A Missouri jury on Wednesday found a man guilty of murdering a retired black police captain during the violent racial riots of 2020 that erupted after the killing of George Floyd.
Stephan Cannon was convicted of all felony charges brought against him: first-degree murder, first-degree robbery, first-degree burglary, stealing $750 or more, unlawful possession of a firearm, and three counts of armed criminal action.
Cannon had been accused of gunning down police officer David Dorn, 77, as he attended to a burglar alarm at a friend’s pawn shop, where looters had descended to capitalize on the chaos of the Floyd protests. Cannon was among the robbers Dorn confronted by the business before he was slain.
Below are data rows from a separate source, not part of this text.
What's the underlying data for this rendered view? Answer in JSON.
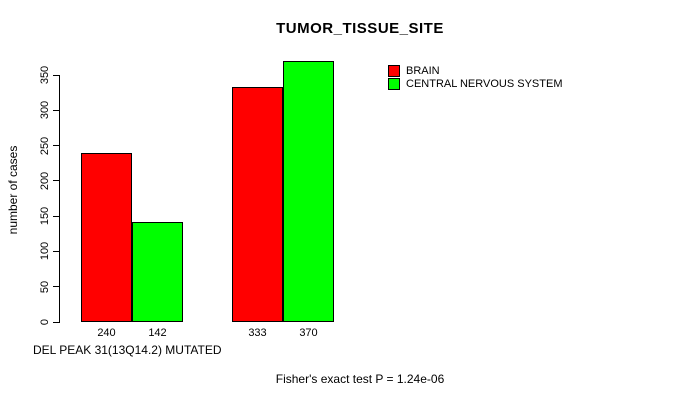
{
  "chart_data": {
    "type": "bar",
    "title": "TUMOR_TISSUE_SITE",
    "ylabel": "number of cases",
    "xlabel": "DEL PEAK 31(13Q14.2) MUTATED",
    "annotation": "Fisher's exact test P = 1.24e-06",
    "categories": [
      "",
      ""
    ],
    "series": [
      {
        "name": "BRAIN",
        "color": "#ff0000",
        "values": [
          240,
          333
        ]
      },
      {
        "name": "CENTRAL NERVOUS SYSTEM",
        "color": "#00ff00",
        "values": [
          142,
          370
        ]
      }
    ],
    "ylim": [
      0,
      350
    ],
    "yticks": [
      0,
      50,
      100,
      150,
      200,
      250,
      300,
      350
    ],
    "bar_value_labels_shown": true,
    "legend_position": "top-right",
    "grid": false,
    "background": "#ffffff",
    "axis_color": "#000000"
  }
}
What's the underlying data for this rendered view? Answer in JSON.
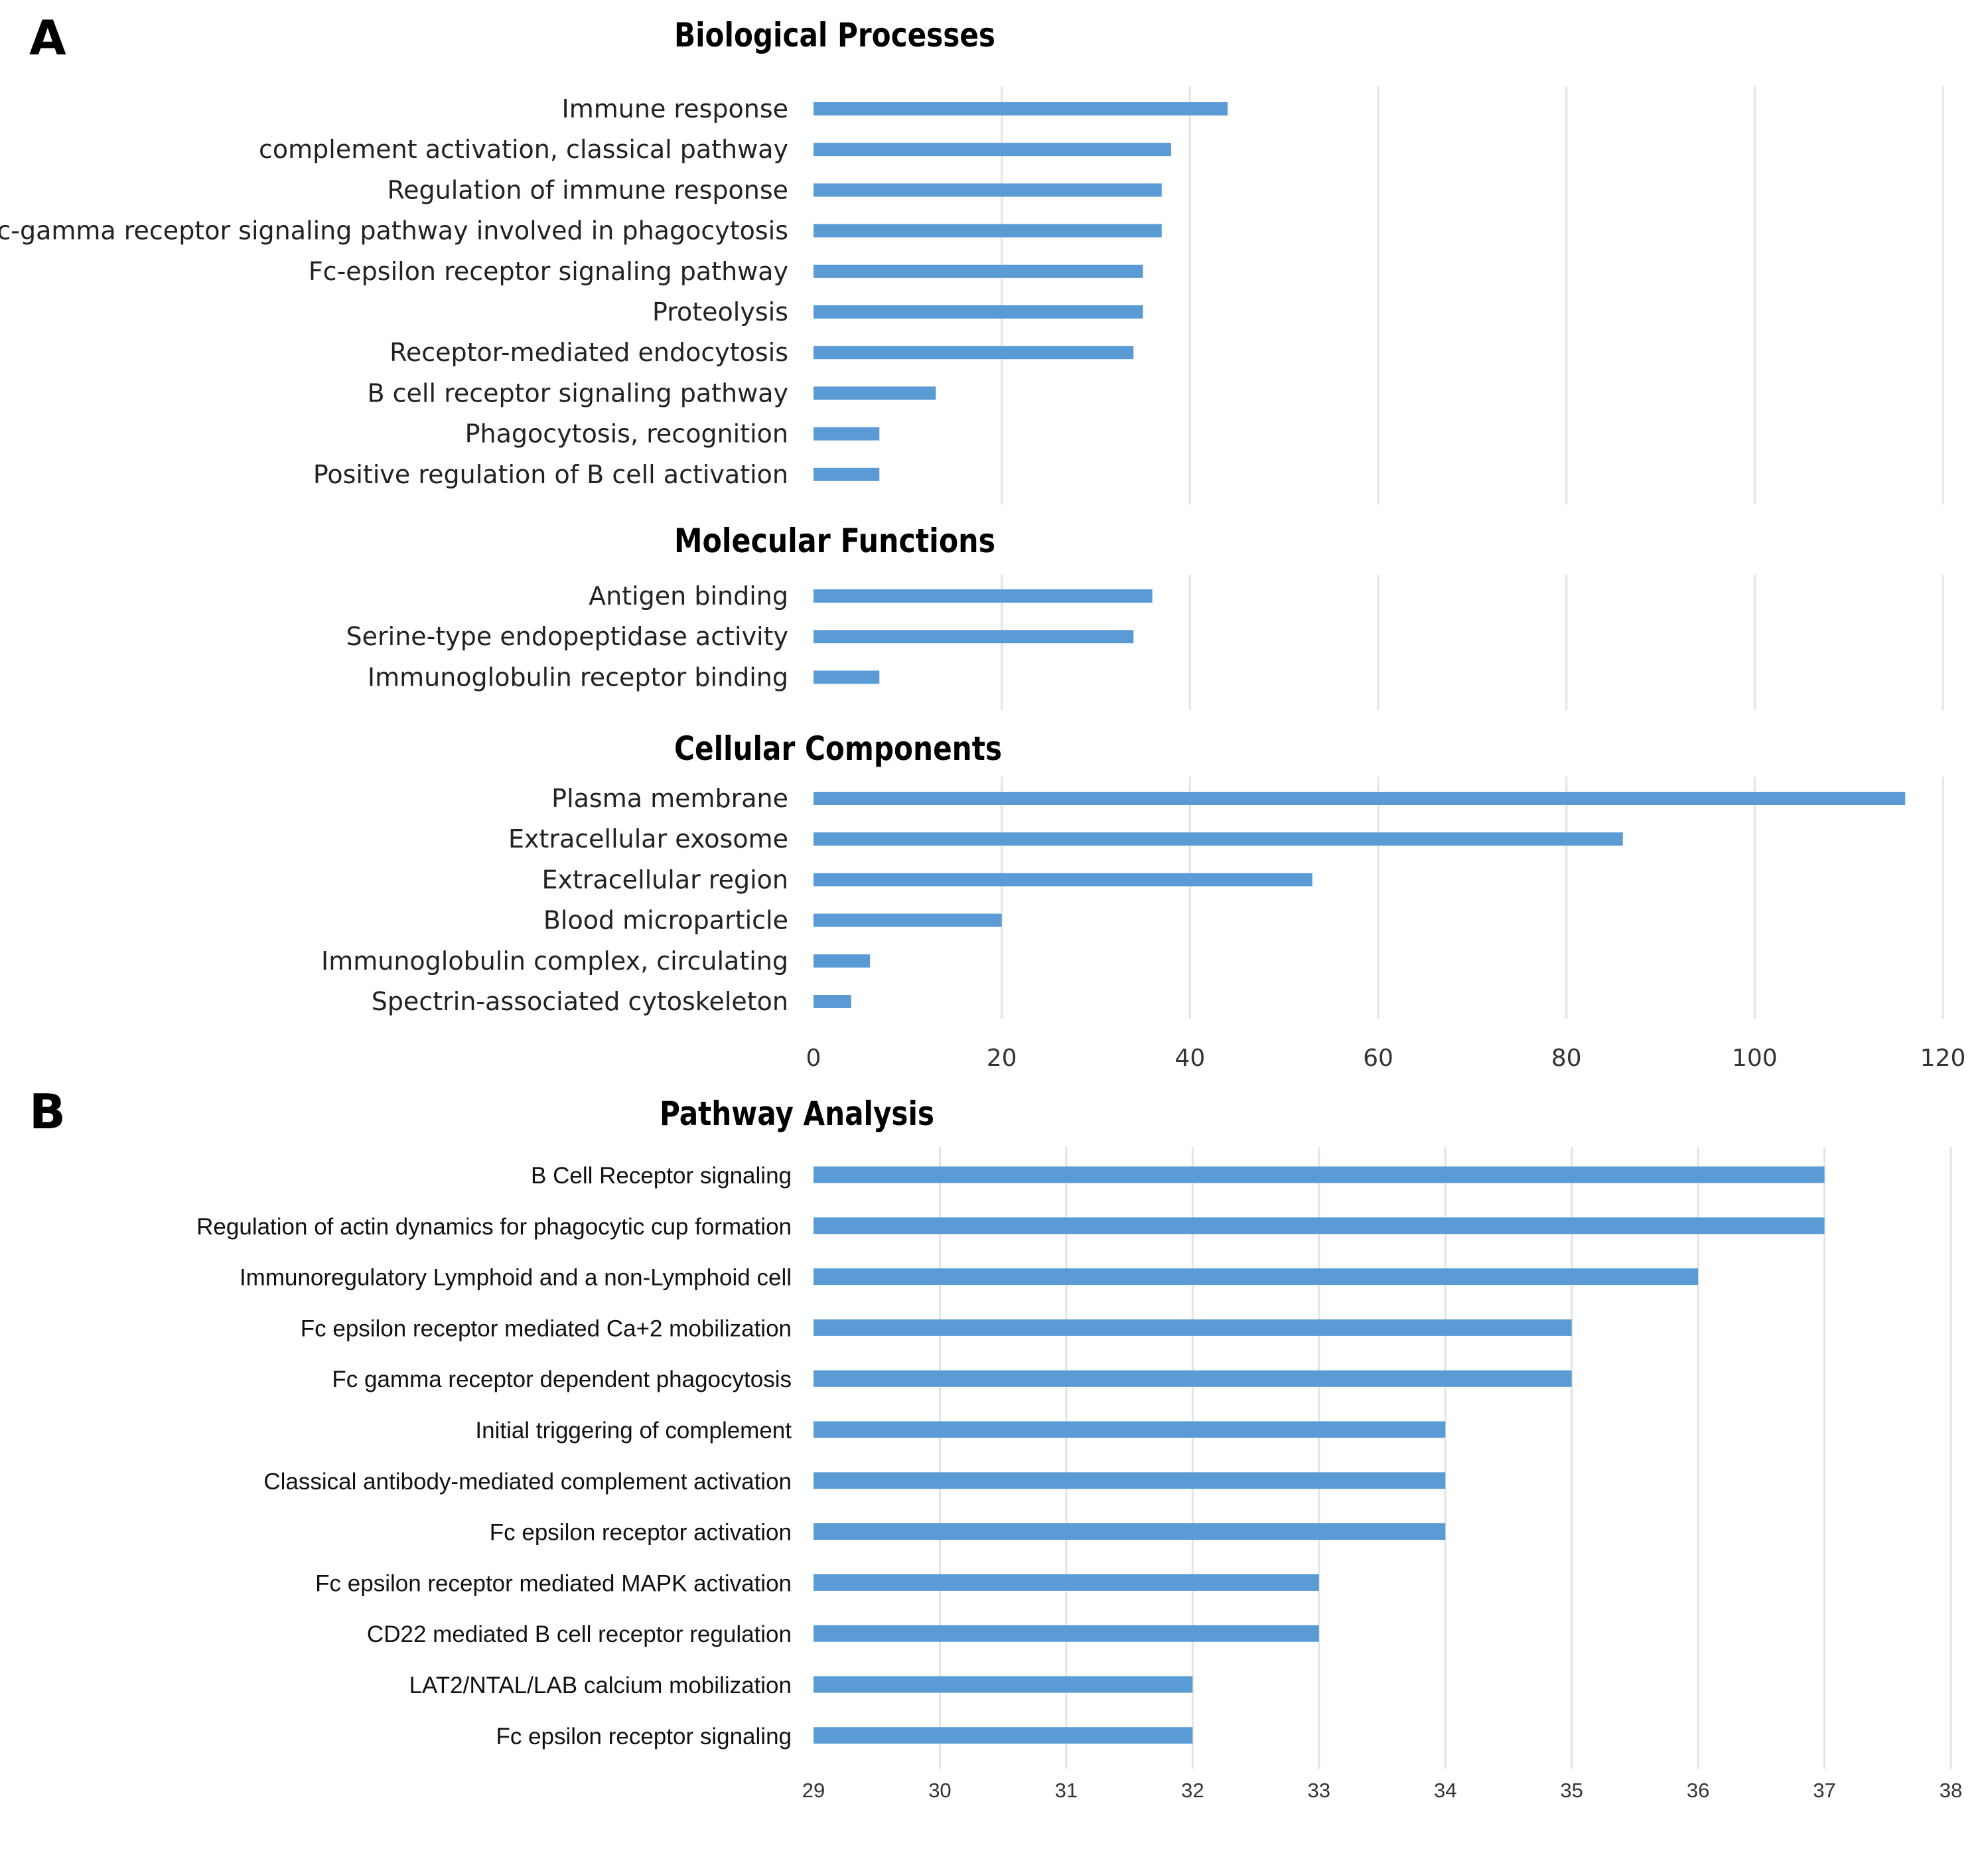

Prosecutors obtained video footage of the incident, originally shared to Facebook Live but later removed, and played it in court to support their case. Attorney Marvin Teer claimed that Cannon fired ten shots at Dorn, killing him, as he arrived at the scene and fired off warning shots to stop the looters, the St. Louis Post-Dispatch reported.
Public defender Brian Horneyer argued that the police had “tunnel vision” in connecting Cannon to the crime and said that detectives depended on unreliable co-defendant Mark Jackson as their critical witness after he agreed to testify against Cannon to potentially secure a plea deal.
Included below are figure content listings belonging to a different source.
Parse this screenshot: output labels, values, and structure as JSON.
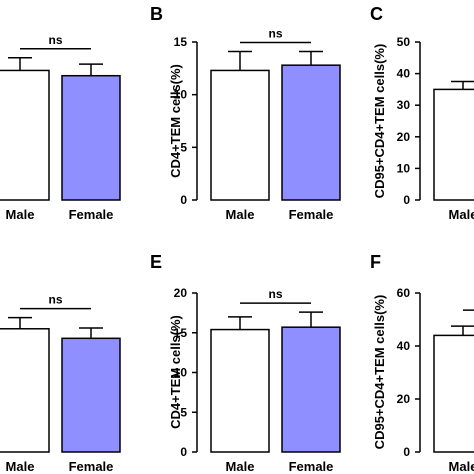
{
  "colors": {
    "male": "#ffffff",
    "female": "#8f8fff",
    "stroke": "#000000"
  },
  "chart_data": [
    {
      "type": "bar",
      "panel": "",
      "ylabel": "",
      "categories": [
        "Male",
        "Female"
      ],
      "values": [
        12.3,
        11.8
      ],
      "errors": [
        1.2,
        1.1
      ],
      "ylim": [
        0,
        15
      ],
      "yticks": [],
      "significance": "ns",
      "grid": false
    },
    {
      "type": "bar",
      "panel": "B",
      "ylabel": "CD4+TEM cells(%)",
      "categories": [
        "Male",
        "Female"
      ],
      "values": [
        12.3,
        12.8
      ],
      "errors": [
        1.8,
        1.3
      ],
      "ylim": [
        0,
        15
      ],
      "yticks": [
        "0",
        "5",
        "10",
        "15"
      ],
      "significance": "ns",
      "grid": false
    },
    {
      "type": "bar",
      "panel": "C",
      "ylabel": "CD95+CD4+TEM cells(%)",
      "categories": [
        "Male"
      ],
      "values": [
        35
      ],
      "errors": [
        2.5
      ],
      "ylim": [
        0,
        50
      ],
      "yticks": [
        "0",
        "10",
        "20",
        "30",
        "40",
        "50"
      ],
      "significance": "",
      "grid": false
    },
    {
      "type": "bar",
      "panel": "",
      "ylabel": "",
      "categories": [
        "Male",
        "Female"
      ],
      "values": [
        15.5,
        14.3
      ],
      "errors": [
        1.4,
        1.3
      ],
      "ylim": [
        0,
        20
      ],
      "yticks": [],
      "significance": "ns",
      "grid": false
    },
    {
      "type": "bar",
      "panel": "E",
      "ylabel": "CD4+TEM cells(%)",
      "categories": [
        "Male",
        "Female"
      ],
      "values": [
        15.4,
        15.7
      ],
      "errors": [
        1.6,
        1.9
      ],
      "ylim": [
        0,
        20
      ],
      "yticks": [
        "0",
        "5",
        "10",
        "15",
        "20"
      ],
      "significance": "ns",
      "grid": false
    },
    {
      "type": "bar",
      "panel": "F",
      "ylabel": "CD95+CD4+TEM cells(%)",
      "categories": [
        "Male"
      ],
      "values": [
        44
      ],
      "errors": [
        3.5
      ],
      "ylim": [
        0,
        60
      ],
      "yticks": [
        "0",
        "20",
        "40",
        "60"
      ],
      "significance": "",
      "grid": false
    }
  ]
}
“This is a man who lies as easily as he breathes,” Horneyer said of Jackson.
The attorney representing Jackson, who has an upcoming hearing for his own pending murder trial, said he expects prosecutors will drop the second-degree murder charge as part of the arrangement to take the stand in Cannon’s case.
Dorn’s family was relieved by the decision, grateful that justice was finally served for their loved one.
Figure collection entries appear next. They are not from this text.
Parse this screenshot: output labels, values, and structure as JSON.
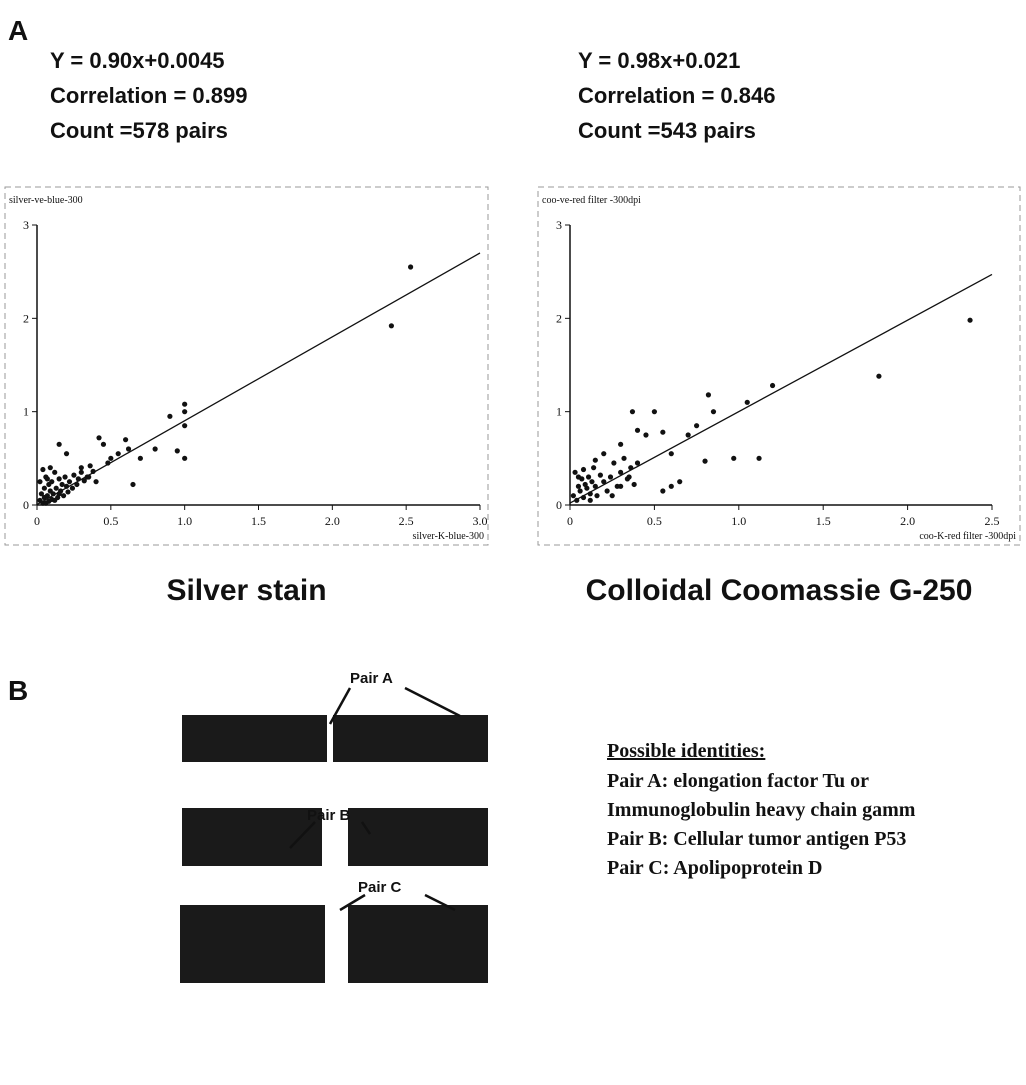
{
  "panel_labels": [
    "A",
    "B"
  ],
  "chart_data": [
    {
      "type": "scatter",
      "annotations": [
        "Y = 0.90x+0.0045",
        "Correlation = 0.899",
        "Count =578 pairs"
      ],
      "y_label": "silver-ve-blue-300",
      "x_label": "silver-K-blue-300",
      "caption": "Silver stain",
      "xlim": [
        0,
        3
      ],
      "ylim": [
        0,
        3
      ],
      "xticks": [
        0,
        0.5,
        {
          "value": 1,
          "label": "1.0"
        },
        1.5,
        {
          "value": 2,
          "label": "2.0"
        },
        2.5,
        {
          "value": 3,
          "label": "3.0"
        }
      ],
      "yticks": [
        0,
        1,
        2,
        3
      ],
      "color": "#111111",
      "x": [
        0.02,
        0.03,
        0.04,
        0.05,
        0.05,
        0.06,
        0.07,
        0.08,
        0.08,
        0.09,
        0.1,
        0.1,
        0.11,
        0.12,
        0.13,
        0.14,
        0.15,
        0.16,
        0.17,
        0.18,
        0.19,
        0.2,
        0.21,
        0.22,
        0.24,
        0.25,
        0.27,
        0.28,
        0.3,
        0.32,
        0.34,
        0.36,
        0.38,
        0.04,
        0.06,
        0.09,
        0.12,
        0.15,
        0.02,
        0.07,
        0.15,
        0.2,
        0.3,
        0.35,
        0.4,
        0.42,
        0.45,
        0.48,
        0.5,
        0.55,
        0.6,
        0.62,
        0.65,
        0.7,
        0.8,
        0.9,
        0.95,
        1.0,
        1.0,
        1.0,
        1.0,
        2.4,
        2.53
      ],
      "values": [
        0.05,
        0.12,
        0.02,
        0.18,
        0.08,
        0.3,
        0.1,
        0.04,
        0.22,
        0.15,
        0.06,
        0.25,
        0.12,
        0.35,
        0.18,
        0.08,
        0.28,
        0.15,
        0.22,
        0.1,
        0.3,
        0.2,
        0.14,
        0.25,
        0.18,
        0.32,
        0.22,
        0.28,
        0.35,
        0.26,
        0.3,
        0.42,
        0.36,
        0.38,
        0.02,
        0.4,
        0.05,
        0.12,
        0.25,
        0.28,
        0.65,
        0.55,
        0.4,
        0.3,
        0.25,
        0.72,
        0.65,
        0.45,
        0.5,
        0.55,
        0.7,
        0.6,
        0.22,
        0.5,
        0.6,
        0.95,
        0.58,
        1.08,
        1.0,
        0.85,
        0.5,
        1.92,
        2.55
      ],
      "fit": {
        "x": [
          0,
          3
        ],
        "y": [
          0.0045,
          2.7
        ]
      }
    },
    {
      "type": "scatter",
      "annotations": [
        "Y = 0.98x+0.021",
        "Correlation = 0.846",
        "Count =543 pairs"
      ],
      "y_label": "coo-ve-red filter -300dpi",
      "x_label": "coo-K-red filter -300dpi",
      "caption": "Colloidal Coomassie G-250",
      "xlim": [
        0,
        2.5
      ],
      "ylim": [
        0,
        3
      ],
      "xticks": [
        0,
        0.5,
        {
          "value": 1,
          "label": "1.0"
        },
        1.5,
        {
          "value": 2,
          "label": "2.0"
        },
        2.5
      ],
      "yticks": [
        0,
        1,
        2,
        3
      ],
      "color": "#111111",
      "x": [
        0.02,
        0.03,
        0.04,
        0.05,
        0.06,
        0.07,
        0.08,
        0.09,
        0.1,
        0.11,
        0.12,
        0.13,
        0.14,
        0.15,
        0.16,
        0.18,
        0.2,
        0.22,
        0.24,
        0.26,
        0.28,
        0.3,
        0.32,
        0.34,
        0.36,
        0.38,
        0.4,
        0.05,
        0.08,
        0.12,
        0.15,
        0.2,
        0.25,
        0.3,
        0.35,
        0.3,
        0.37,
        0.4,
        0.45,
        0.5,
        0.55,
        0.55,
        0.6,
        0.6,
        0.65,
        0.7,
        0.75,
        0.8,
        0.82,
        0.85,
        0.97,
        1.05,
        1.12,
        1.2,
        1.83,
        2.37
      ],
      "values": [
        0.1,
        0.35,
        0.05,
        0.2,
        0.15,
        0.28,
        0.08,
        0.22,
        0.18,
        0.3,
        0.12,
        0.25,
        0.4,
        0.2,
        0.1,
        0.32,
        0.25,
        0.15,
        0.3,
        0.45,
        0.2,
        0.35,
        0.5,
        0.28,
        0.4,
        0.22,
        0.45,
        0.3,
        0.38,
        0.05,
        0.48,
        0.55,
        0.1,
        0.2,
        0.3,
        0.65,
        1.0,
        0.8,
        0.75,
        1.0,
        0.78,
        0.15,
        0.55,
        0.2,
        0.25,
        0.75,
        0.85,
        0.47,
        1.18,
        1.0,
        0.5,
        1.1,
        0.5,
        1.28,
        1.38,
        1.98
      ],
      "fit": {
        "x": [
          0,
          2.5
        ],
        "y": [
          0.021,
          2.47
        ]
      }
    }
  ],
  "panel_b": {
    "pair_labels": [
      "Pair A",
      "Pair B",
      "Pair C"
    ],
    "identities": {
      "heading": "Possible identities:",
      "lines": [
        "Pair A: elongation factor Tu or",
        "Immunoglobulin heavy chain gamm",
        "Pair B: Cellular tumor antigen  P53",
        "Pair C: Apolipoprotein D"
      ]
    }
  }
}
“I’m very thankful to the jurors who saw the truth and all the evidence,” Dorn’s wife, Ann Dorn, said outside the courthouse after the verdicts, the local outlet reported. “And I want to thank Marvin Teer for doing a phenomenal job in prosecuting the case.”
While certain high-profile cases from the 2020 street mayhem, such as that of Kyle Rittenhouse, received disproportionate media attention, Dorn’s case, of a black cop killed by rioters in cold-blood for TVs, was largely forgotten by the mainstream press.